After the Fall: Israel's Likud Reviews What Went Wrong
JERUSALEM
STILL reeling from the scale of their defeat in this week's elections, Likud Party officials are already looking ahead to an ugly battle over who will pick up the pieces of the party that has dominated Israeli politics for the past 15 years.
Five hopefuls have already thrown their hats in the ring to succeed Prime Minister Yitzhak Shamir after his expected resignation. Their rivalry is "a volcano rumbling, getting ready to explode," in the words of Jerusalem Post columnist Asher Wallfish.
Their fight for the leadership is bound to exacerbate one of the shortcomings that led to the Likud's loss of power - fierce infighting among its factions that severely damaged the party's public image.
But as party officials and analysts pick over the election results for clues as to what went wrong, they also point to other factors.
"After 15 years in power, there was a natural wish for change," says Michael Kleiner, a Likud Knesset (parliament) member who lost his seat.
The opposition Labor Party played heavily on this point during its campaign, comparing Likud to a dirty shirt that needed changing after so long.
One of the reasons, Labor TV spots sugggested, was that Likud's lengthy spell in office had encouraged corruption in party ranks, and this charge stuck. "A lot of this election was about chucking out the rotten apples," says Peter Medding of Hebrew University.
At the same time, the Likud failed to make the Middle East peace process, potentially a vote-winner, the top issue in the electorate's mind.

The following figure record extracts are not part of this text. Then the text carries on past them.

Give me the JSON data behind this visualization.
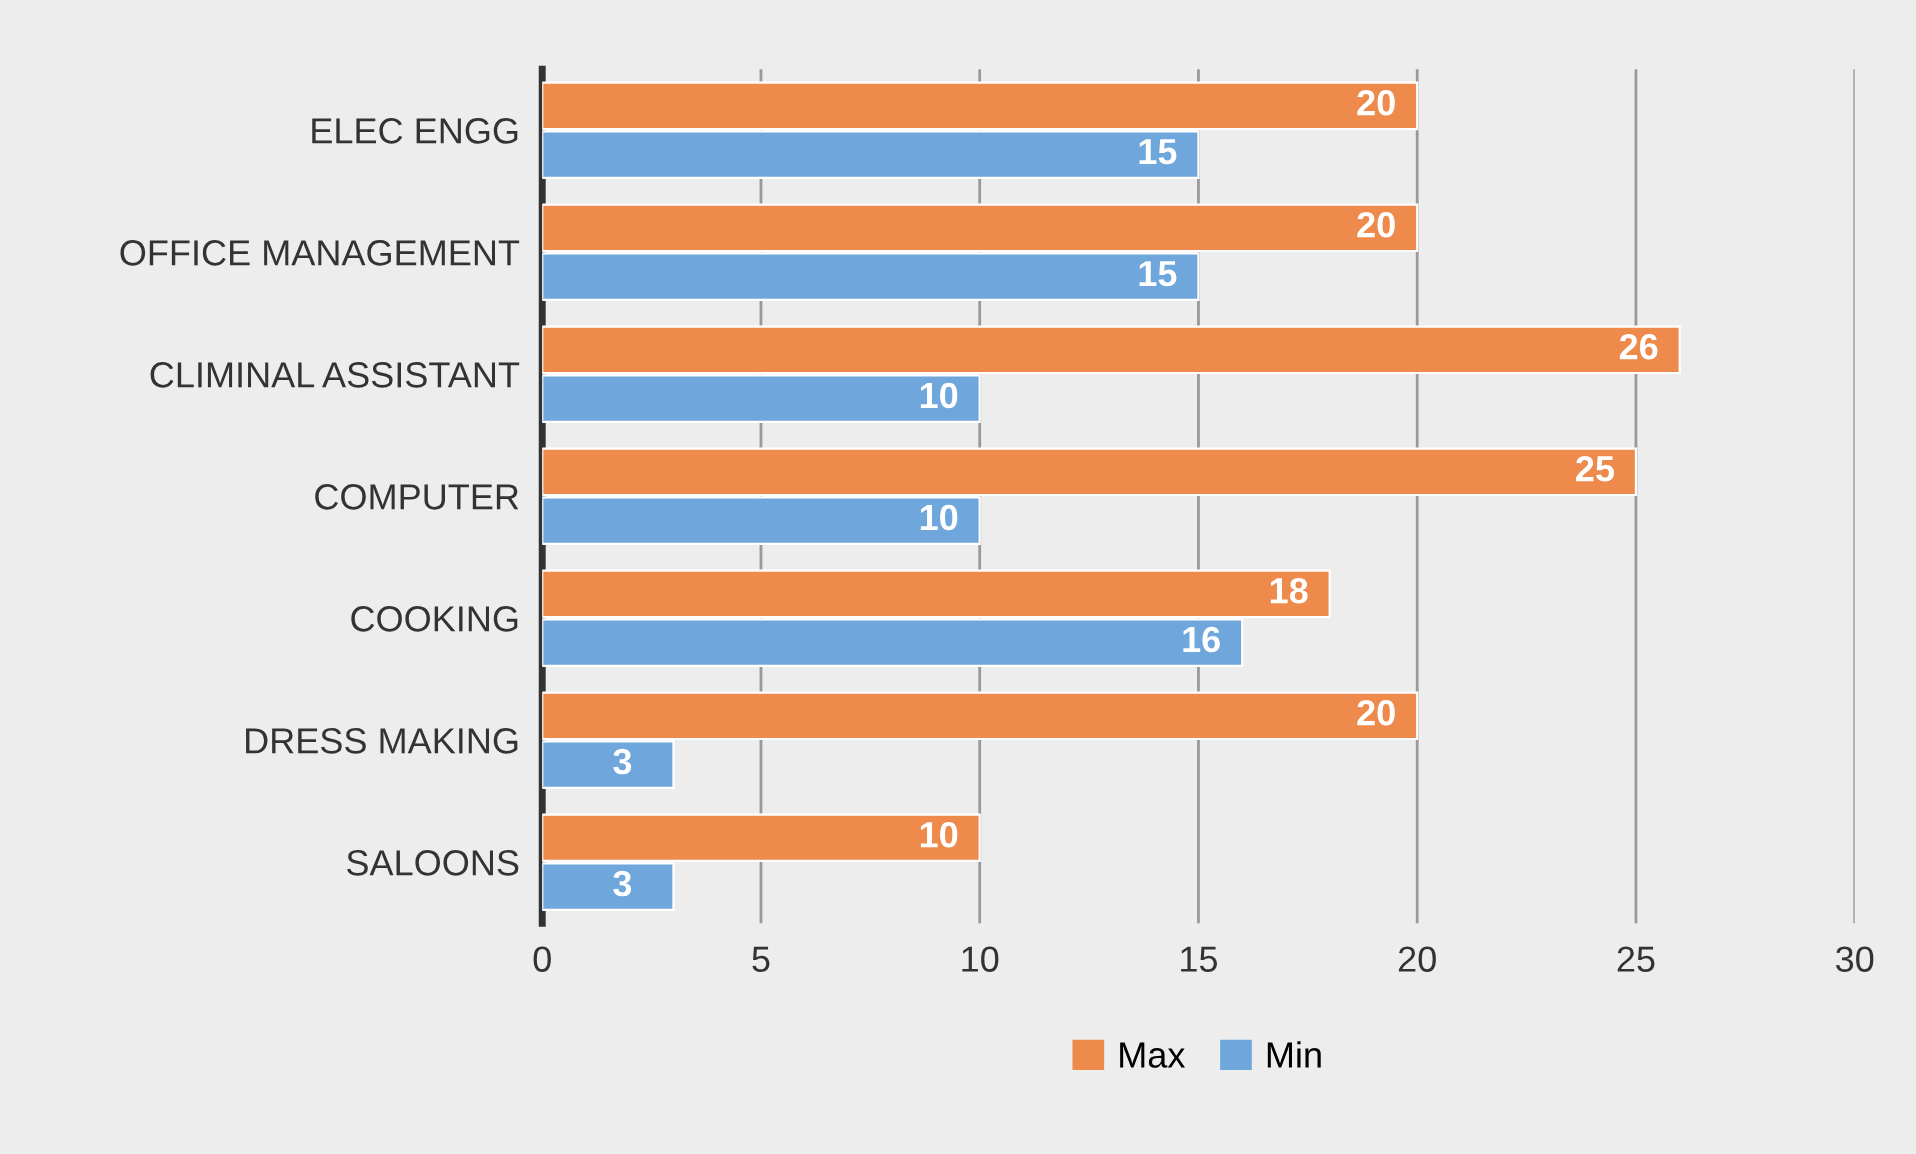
{
  "chart_data": {
    "type": "bar",
    "orientation": "horizontal",
    "categories": [
      "ELEC ENGG",
      "OFFICE MANAGEMENT",
      "CLIMINAL ASSISTANT",
      "COMPUTER",
      "COOKING",
      "DRESS MAKING",
      "SALOONS"
    ],
    "series": [
      {
        "name": "Max",
        "color": "#ee8a4c",
        "values": [
          20,
          20,
          26,
          25,
          18,
          20,
          10
        ]
      },
      {
        "name": "Min",
        "color": "#6fa7dc",
        "values": [
          15,
          15,
          10,
          10,
          16,
          3,
          3
        ]
      }
    ],
    "xlim": [
      0,
      30
    ],
    "xticks": [
      0,
      5,
      10,
      15,
      20,
      25,
      30
    ],
    "grid": "x",
    "legend": "bottom",
    "data_labels": true
  }
}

Unusually for Israel, "people voted on domestic issues, and Labor dictated the agenda" in that sphere, according to Yossi Olmert, a Likud official in charge of the Government Press Office.

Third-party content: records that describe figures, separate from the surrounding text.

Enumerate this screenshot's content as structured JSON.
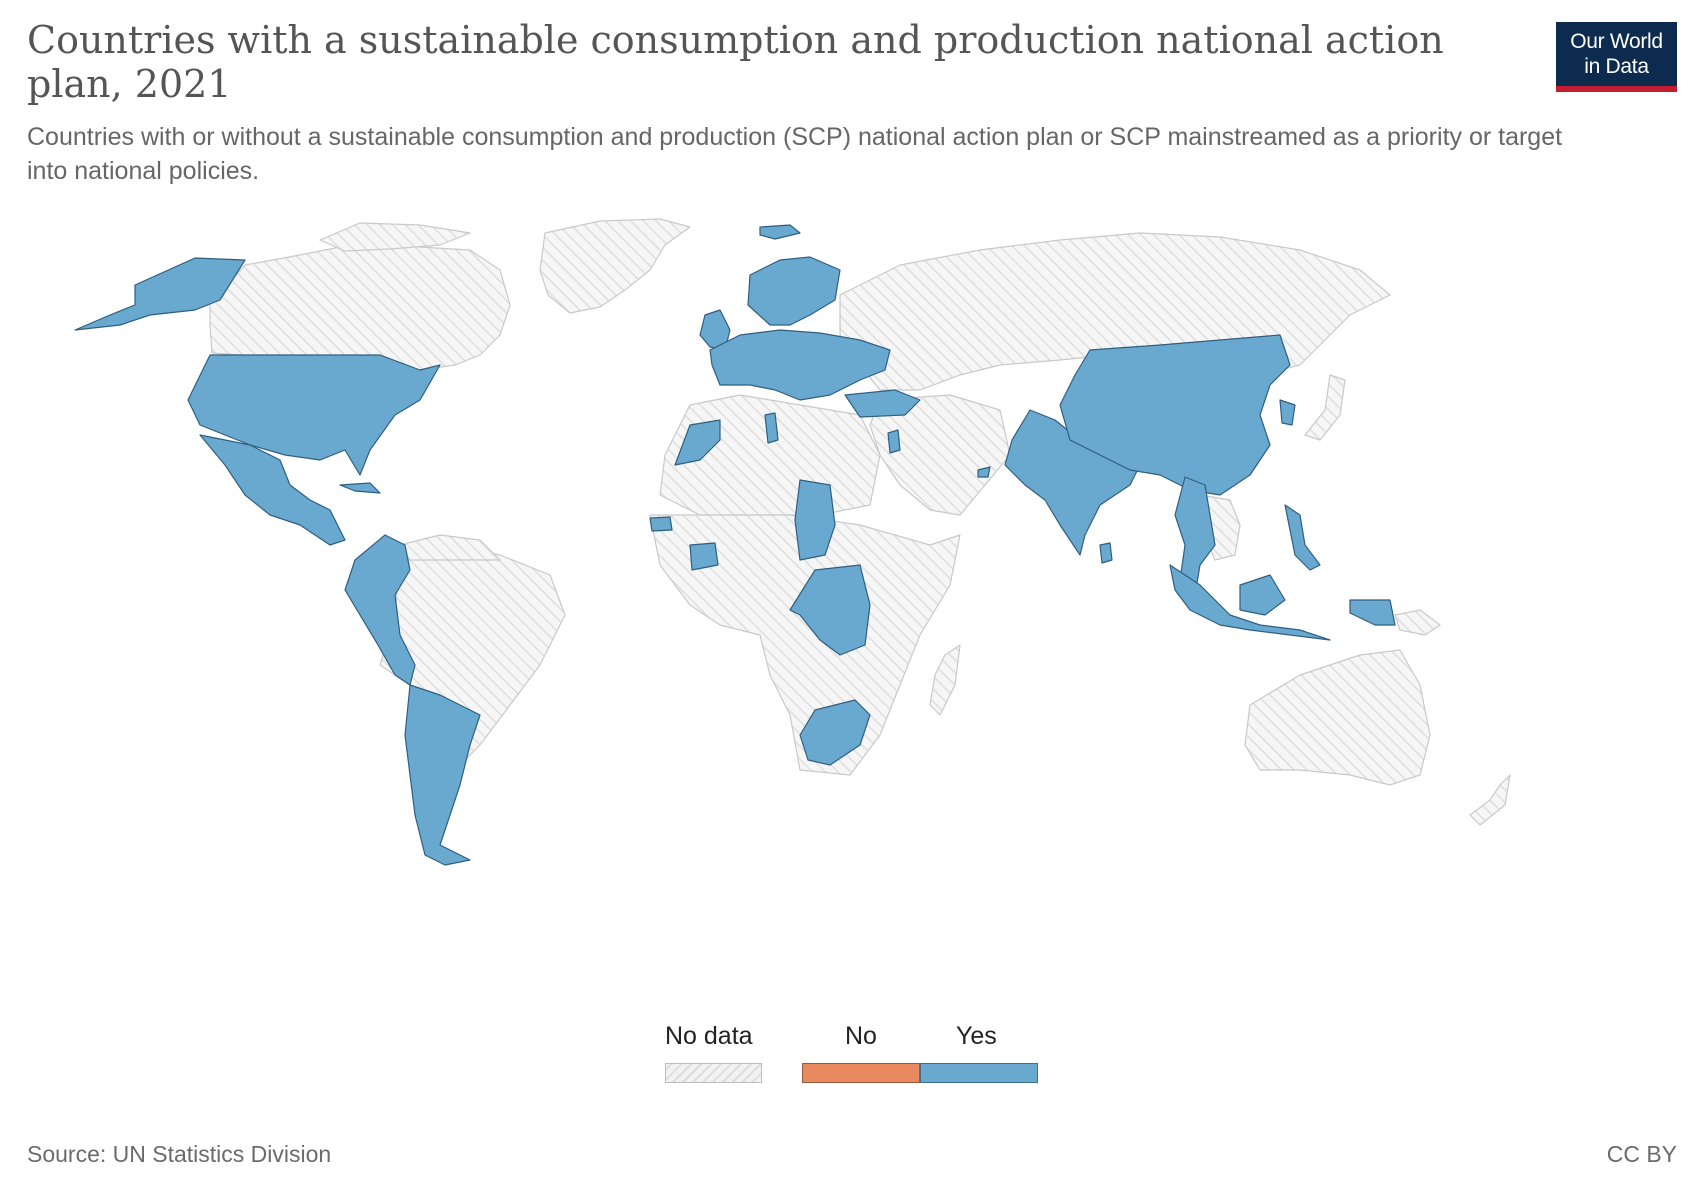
{
  "header": {
    "title": "Countries with a sustainable consumption and production national action plan, 2021",
    "subtitle": "Countries with or without a sustainable consumption and production (SCP) national action plan or SCP mainstreamed as a priority or target into national policies.",
    "logo_line1": "Our World",
    "logo_line2": "in Data"
  },
  "legend": {
    "items": [
      {
        "label": "No data",
        "key": "nodata"
      },
      {
        "label": "No",
        "key": "no",
        "color": "#e8895f"
      },
      {
        "label": "Yes",
        "key": "yes",
        "color": "#6aa9cf"
      }
    ]
  },
  "footer": {
    "source": "Source: UN Statistics Division",
    "license": "CC BY"
  },
  "map_data": {
    "type": "choropleth",
    "year": 2021,
    "colors": {
      "yes": "#6aa9cf",
      "no": "#e8895f",
      "nodata_fill": "#f2f2f2",
      "border": "#c9c9c9",
      "yes_border": "#2f5f80"
    },
    "yes_countries": [
      "United States",
      "Mexico",
      "Guatemala",
      "Honduras",
      "El Salvador",
      "Nicaragua",
      "Costa Rica",
      "Cuba",
      "Colombia",
      "Ecuador",
      "Peru",
      "Chile",
      "Argentina",
      "Alaska (United States)",
      "Iceland",
      "Norway",
      "Sweden",
      "Finland",
      "Ireland",
      "United Kingdom",
      "France",
      "Spain",
      "Portugal",
      "Belgium",
      "Netherlands",
      "Germany",
      "Poland",
      "Czechia",
      "Austria",
      "Switzerland",
      "Slovakia",
      "Hungary",
      "Slovenia",
      "Croatia",
      "Serbia",
      "Romania",
      "Bulgaria",
      "Ukraine",
      "Moldova",
      "Lithuania",
      "Italy",
      "Turkey",
      "Morocco",
      "Tunisia",
      "Israel",
      "Jordan",
      "United Arab Emirates",
      "Senegal",
      "Gambia",
      "Cote d'Ivoire",
      "Ghana",
      "Chad",
      "Democratic Republic of Congo",
      "South Africa",
      "Pakistan",
      "India",
      "Sri Lanka",
      "Bangladesh",
      "Bhutan",
      "China",
      "Mongolia",
      "South Korea",
      "Myanmar",
      "Thailand",
      "Malaysia",
      "Philippines",
      "Indonesia",
      "Taiwan"
    ],
    "no_countries": []
  }
}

The result was that Likud ceded ground even among its bedrock supporters, poorer Sephardic Jews of non-European origins, lost heavily among the middle-class voters who had given Likud the edge in recent elections, and failed badly among new immigrants from the former Soviet Union now struggling to make a living.
Fifty-eight percent of the new Russian immigrants who voted chose Labor or the left-wing Meretz Party, while only 18 percent voted for Likud, according to an exit poll conducted for Israeli television. That contributed four seats to Labor's advantage over the Likud.

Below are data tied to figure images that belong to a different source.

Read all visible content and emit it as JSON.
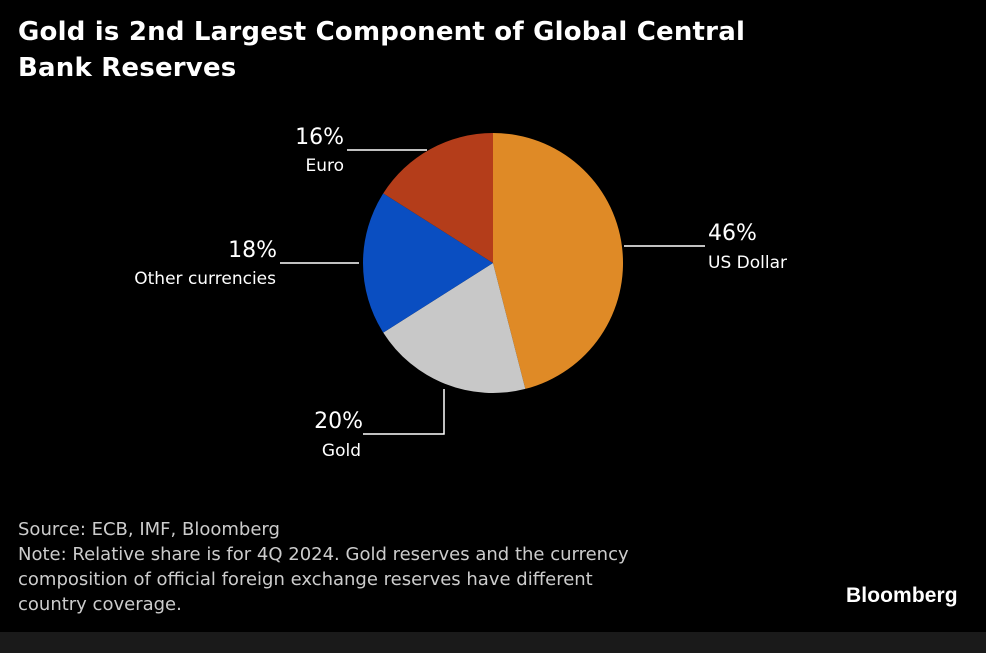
{
  "chart_data": {
    "type": "pie",
    "title": "Gold is 2nd Largest Component of Global Central Bank Reserves",
    "slices": [
      {
        "label": "US Dollar",
        "value": 46,
        "value_label": "46%",
        "color": "#df8a26"
      },
      {
        "label": "Gold",
        "value": 20,
        "value_label": "20%",
        "color": "#c8c8c8"
      },
      {
        "label": "Other currencies",
        "value": 18,
        "value_label": "18%",
        "color": "#0a4ec1"
      },
      {
        "label": "Euro",
        "value": 16,
        "value_label": "16%",
        "color": "#b43d1a"
      }
    ]
  },
  "footer": {
    "source": "Source: ECB, IMF, Bloomberg",
    "note_line1": "Note: Relative share is for 4Q 2024. Gold reserves and the currency",
    "note_line2": "composition of official foreign exchange reserves have different",
    "note_line3": "country coverage."
  },
  "brand": {
    "logo_text": "Bloomberg"
  },
  "colors": {
    "background": "#000000",
    "text": "#ffffff",
    "footer_text": "#cccccc",
    "leader_line": "#ffffff"
  }
}
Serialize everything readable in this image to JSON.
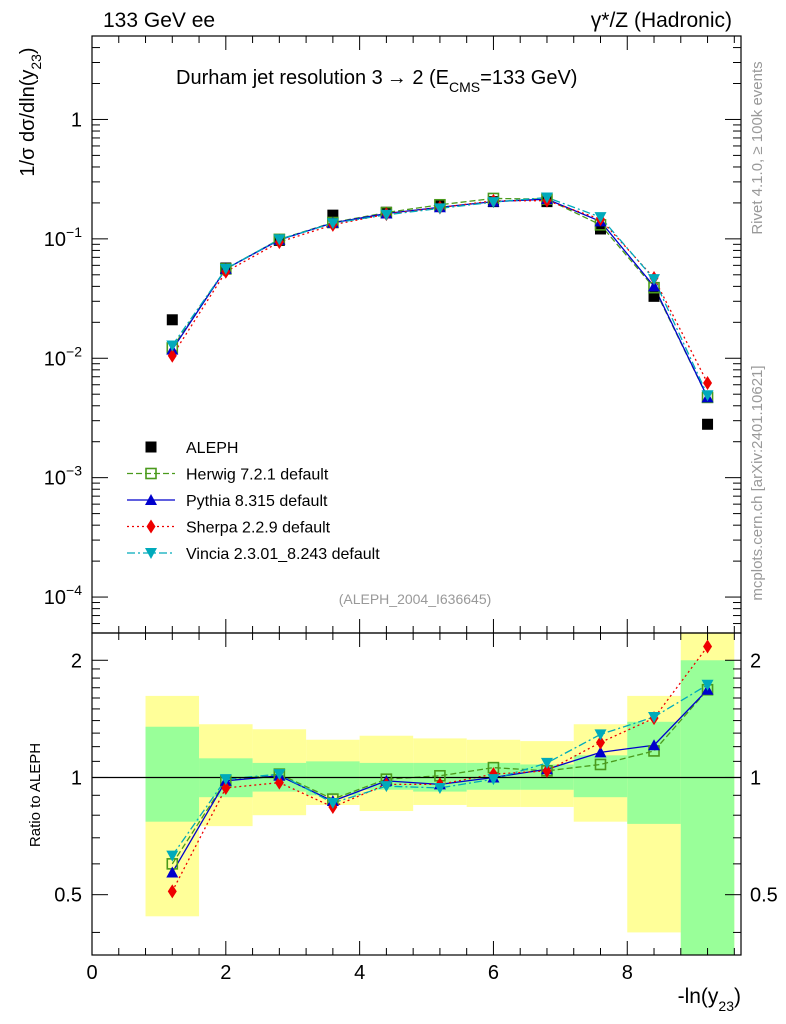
{
  "header": {
    "left": "133 GeV ee",
    "right": "γ*/Z (Hadronic)"
  },
  "side_labels": {
    "rivet": "Rivet 4.1.0, ≥ 100k events",
    "mcplots": "mcplots.cern.ch [arXiv:2401.10621]"
  },
  "analysis_id": "(ALEPH_2004_I636645)",
  "colors": {
    "aleph": "#000000",
    "herwig": "#4a9a1c",
    "pythia": "#0000cc",
    "sherpa": "#ee0000",
    "vincia": "#00aabb",
    "band_inner": "#99ff99",
    "band_outer": "#ffff99"
  },
  "chart_data": [
    {
      "type": "scatter",
      "panel": "main",
      "title_main": "Durham jet resolution 3",
      "title_arrow": "→",
      "title_tail": " 2 (E",
      "title_sub": "CMS",
      "title_end": "=133 GeV)",
      "ylabel_main": "1/σ  dσ/dln(y",
      "ylabel_sub": "23",
      "ylabel_end": ")",
      "yscale": "log",
      "xlim": [
        0,
        9.7
      ],
      "ylim": [
        5e-05,
        5
      ],
      "y_ticks": [
        {
          "value": 0.0001,
          "base": "10",
          "exp": "−4"
        },
        {
          "value": 0.001,
          "base": "10",
          "exp": "−3"
        },
        {
          "value": 0.01,
          "base": "10",
          "exp": "−2"
        },
        {
          "value": 0.1,
          "base": "10",
          "exp": "−1"
        },
        {
          "value": 1,
          "base": "1",
          "exp": ""
        }
      ],
      "x": [
        1.2,
        2.0,
        2.8,
        3.6,
        4.4,
        5.2,
        6.0,
        6.8,
        7.6,
        8.4,
        9.2
      ],
      "series": [
        {
          "name": "ALEPH",
          "key": "aleph",
          "values": [
            0.021,
            0.057,
            0.097,
            0.158,
            0.167,
            0.19,
            0.205,
            0.205,
            0.121,
            0.033,
            0.0028
          ]
        },
        {
          "name": "Herwig 7.2.1 default",
          "key": "herwig",
          "values": [
            0.0122,
            0.056,
            0.099,
            0.137,
            0.166,
            0.193,
            0.218,
            0.215,
            0.131,
            0.039,
            0.0047
          ]
        },
        {
          "name": "Pythia 8.315 default",
          "key": "pythia",
          "values": [
            0.0118,
            0.056,
            0.098,
            0.136,
            0.163,
            0.184,
            0.205,
            0.215,
            0.14,
            0.04,
            0.0047
          ]
        },
        {
          "name": "Sherpa 2.2.9 default",
          "key": "sherpa",
          "values": [
            0.0105,
            0.053,
            0.094,
            0.131,
            0.161,
            0.183,
            0.208,
            0.209,
            0.146,
            0.047,
            0.0062
          ]
        },
        {
          "name": "Vincia 2.3.01_8.243 default",
          "key": "vincia",
          "values": [
            0.0128,
            0.056,
            0.099,
            0.135,
            0.159,
            0.18,
            0.203,
            0.222,
            0.152,
            0.046,
            0.0049
          ]
        }
      ]
    },
    {
      "type": "scatter",
      "panel": "ratio",
      "ylabel": "Ratio to ALEPH",
      "xlabel_main": "-ln(y",
      "xlabel_sub": "23",
      "xlabel_end": ")",
      "xlim": [
        0,
        9.7
      ],
      "ylim": [
        0.35,
        2.35
      ],
      "x_ticks": [
        0,
        2,
        4,
        6,
        8
      ],
      "y_ticks": [
        0.5,
        1,
        2
      ],
      "reference_line": 1,
      "x": [
        1.2,
        2.0,
        2.8,
        3.6,
        4.4,
        5.2,
        6.0,
        6.8,
        7.6,
        8.4,
        9.2
      ],
      "bin_edges": [
        0.8,
        1.6,
        2.4,
        3.2,
        4.0,
        4.8,
        5.6,
        6.4,
        7.2,
        8.0,
        8.8,
        9.6
      ],
      "band_inner": [
        [
          0.77,
          1.35
        ],
        [
          0.89,
          1.12
        ],
        [
          0.92,
          1.09
        ],
        [
          0.9,
          1.1
        ],
        [
          0.93,
          1.09
        ],
        [
          0.92,
          1.09
        ],
        [
          0.93,
          1.09
        ],
        [
          0.93,
          1.08
        ],
        [
          0.89,
          1.14
        ],
        [
          0.76,
          1.39
        ],
        [
          0.35,
          2.0
        ]
      ],
      "band_outer": [
        [
          0.44,
          1.62
        ],
        [
          0.75,
          1.37
        ],
        [
          0.8,
          1.33
        ],
        [
          0.85,
          1.25
        ],
        [
          0.82,
          1.28
        ],
        [
          0.85,
          1.26
        ],
        [
          0.84,
          1.25
        ],
        [
          0.84,
          1.24
        ],
        [
          0.77,
          1.37
        ],
        [
          0.4,
          1.62
        ],
        [
          0.35,
          2.35
        ]
      ],
      "series": [
        {
          "name": "Herwig 7.2.1 default",
          "key": "herwig",
          "values": [
            0.6,
            0.98,
            1.02,
            0.88,
            0.99,
            1.01,
            1.06,
            1.04,
            1.08,
            1.17,
            1.68
          ]
        },
        {
          "name": "Pythia 8.315 default",
          "key": "pythia",
          "values": [
            0.57,
            0.98,
            1.01,
            0.87,
            0.98,
            0.96,
            1.0,
            1.05,
            1.16,
            1.21,
            1.68
          ]
        },
        {
          "name": "Sherpa 2.2.9 default",
          "key": "sherpa",
          "values": [
            0.51,
            0.94,
            0.97,
            0.84,
            0.96,
            0.96,
            1.02,
            1.04,
            1.23,
            1.42,
            2.17
          ]
        },
        {
          "name": "Vincia 2.3.01_8.243 default",
          "key": "vincia",
          "values": [
            0.63,
            0.99,
            1.02,
            0.86,
            0.95,
            0.94,
            0.99,
            1.09,
            1.29,
            1.43,
            1.73
          ]
        }
      ]
    }
  ]
}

Meanwhile, Yitzhak Rabin's leadership of the Labor Party - a focal point of Labor's campaign - undoubtedly contributed to Likud's downfall. "People had reasons to vote against the Likud before, but they were never enough to bring them to vote for [Shimon] Peres," Labor's previous leader, says Mr. Kleiner. "This time it was different." It also helped, says Naomi Chazan, a new Meretz member of the Knesset, "that for the first time in 15 years it was the left that was united and the right that was fragmente d."
As the Likud prepares to go into the opposition, Mr. Shamir has intimated that he is planning to resign as party leader, but the question of who will replace him is complicated by the fact that there is no fixed mechanism to choose a successor.
Defense Minister Moshe Arens, Housing Minister Ariel Sharon, and Foreign Minister David Levy are all jockeying for position, as are two younger leaders popular in Likud ranks, Benjamin Begin, son of the late Prime Minister Menachem Begin, and Benjamin Netanyahu.
"The sooner the Likud votes for a new leader the better, but I don't think they can decide quickly on how to do it," says one senior Likud official. "It's going to be a big problem."
The competition for the Likud's top slot is expected to be bitter. "The knives are not yet out," says Professor Medding. "But they are sharpening them."